In the first 15 days of the infection, the patient had fever, loss of appetite, coughing and asthenia (lack of energy, weakness), but to Vilela’s surprise and relief, her lungs and other systems remained unaffected. After two months, her condition was the same, and the researchers decided to treat her with convalescent plasma.

The treatment entails a transfusion of IgG and other antibodies produced by people who have recovered from COVID.

While her symptoms improved, with a reduction in blood inflammatory markers, after the procedure, her RT-PCR test remained positive even after 15 days. The patient still had mild symptoms, as well as signs of adynamia, general muscle weakness associated with prolonged infectious processes.
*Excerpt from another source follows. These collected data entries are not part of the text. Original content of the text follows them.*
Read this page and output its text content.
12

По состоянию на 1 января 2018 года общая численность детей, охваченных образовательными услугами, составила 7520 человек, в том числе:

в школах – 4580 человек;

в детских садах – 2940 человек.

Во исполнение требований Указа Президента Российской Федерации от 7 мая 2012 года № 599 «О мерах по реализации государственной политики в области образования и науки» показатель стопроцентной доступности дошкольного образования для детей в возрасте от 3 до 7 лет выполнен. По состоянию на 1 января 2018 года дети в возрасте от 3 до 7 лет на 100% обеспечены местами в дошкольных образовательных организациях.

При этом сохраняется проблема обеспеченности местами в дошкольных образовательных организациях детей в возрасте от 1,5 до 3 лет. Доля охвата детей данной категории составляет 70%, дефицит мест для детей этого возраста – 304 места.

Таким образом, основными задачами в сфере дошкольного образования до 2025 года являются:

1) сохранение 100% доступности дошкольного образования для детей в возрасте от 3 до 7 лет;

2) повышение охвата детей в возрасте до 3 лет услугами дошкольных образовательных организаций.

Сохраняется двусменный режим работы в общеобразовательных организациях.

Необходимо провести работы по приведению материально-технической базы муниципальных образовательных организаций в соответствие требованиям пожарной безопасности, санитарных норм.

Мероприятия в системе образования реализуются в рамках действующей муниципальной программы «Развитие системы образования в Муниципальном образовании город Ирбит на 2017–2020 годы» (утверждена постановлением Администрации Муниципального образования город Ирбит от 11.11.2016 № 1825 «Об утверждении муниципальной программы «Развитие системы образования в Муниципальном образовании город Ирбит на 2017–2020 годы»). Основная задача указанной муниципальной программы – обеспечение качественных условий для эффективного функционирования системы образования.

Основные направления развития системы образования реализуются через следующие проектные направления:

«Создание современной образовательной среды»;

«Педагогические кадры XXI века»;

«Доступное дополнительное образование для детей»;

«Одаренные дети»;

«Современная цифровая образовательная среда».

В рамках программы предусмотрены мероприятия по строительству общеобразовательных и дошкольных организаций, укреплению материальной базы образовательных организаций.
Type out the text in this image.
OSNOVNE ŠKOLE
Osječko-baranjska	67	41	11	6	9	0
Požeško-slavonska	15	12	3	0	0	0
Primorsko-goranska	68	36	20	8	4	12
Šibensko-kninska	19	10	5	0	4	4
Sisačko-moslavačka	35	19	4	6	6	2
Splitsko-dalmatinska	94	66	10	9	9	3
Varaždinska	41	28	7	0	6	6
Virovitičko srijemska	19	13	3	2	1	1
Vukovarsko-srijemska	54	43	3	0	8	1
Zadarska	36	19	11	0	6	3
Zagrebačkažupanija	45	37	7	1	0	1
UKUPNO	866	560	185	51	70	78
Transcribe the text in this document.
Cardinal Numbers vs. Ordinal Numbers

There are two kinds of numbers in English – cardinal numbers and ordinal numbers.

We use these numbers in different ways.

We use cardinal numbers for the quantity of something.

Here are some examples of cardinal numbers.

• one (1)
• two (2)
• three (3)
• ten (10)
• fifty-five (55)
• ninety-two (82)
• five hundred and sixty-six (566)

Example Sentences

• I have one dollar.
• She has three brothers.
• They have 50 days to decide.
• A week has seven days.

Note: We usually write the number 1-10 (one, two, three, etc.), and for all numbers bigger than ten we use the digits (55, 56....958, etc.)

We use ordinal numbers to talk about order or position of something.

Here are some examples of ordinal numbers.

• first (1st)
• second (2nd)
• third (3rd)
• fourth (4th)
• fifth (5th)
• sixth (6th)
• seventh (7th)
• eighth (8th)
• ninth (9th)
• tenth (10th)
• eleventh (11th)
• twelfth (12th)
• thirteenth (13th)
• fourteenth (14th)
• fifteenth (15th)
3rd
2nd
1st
It was at this point, the team decided to do an experimental treatment using breast milk to boost her IgA levels. The experiment was based on an article that showed breastfeeding women immunised with Pfizer’s COVID-19 vaccine produced milk with a reasonable amount of IgA.

“We asked her to take the milk orally and keep it in her mouth for several minutes. IgA works like a broom in the sense that it sticks to pathogens throughout the gastrointestinal tract so that whatever is improper is eliminated in the faeces. We decided on a three-hour interval between doses, except at night, in order not to give the virus a chance to replicate,” Vilela said.

The patient tested negative after a week, and twice again at 10-day intervals.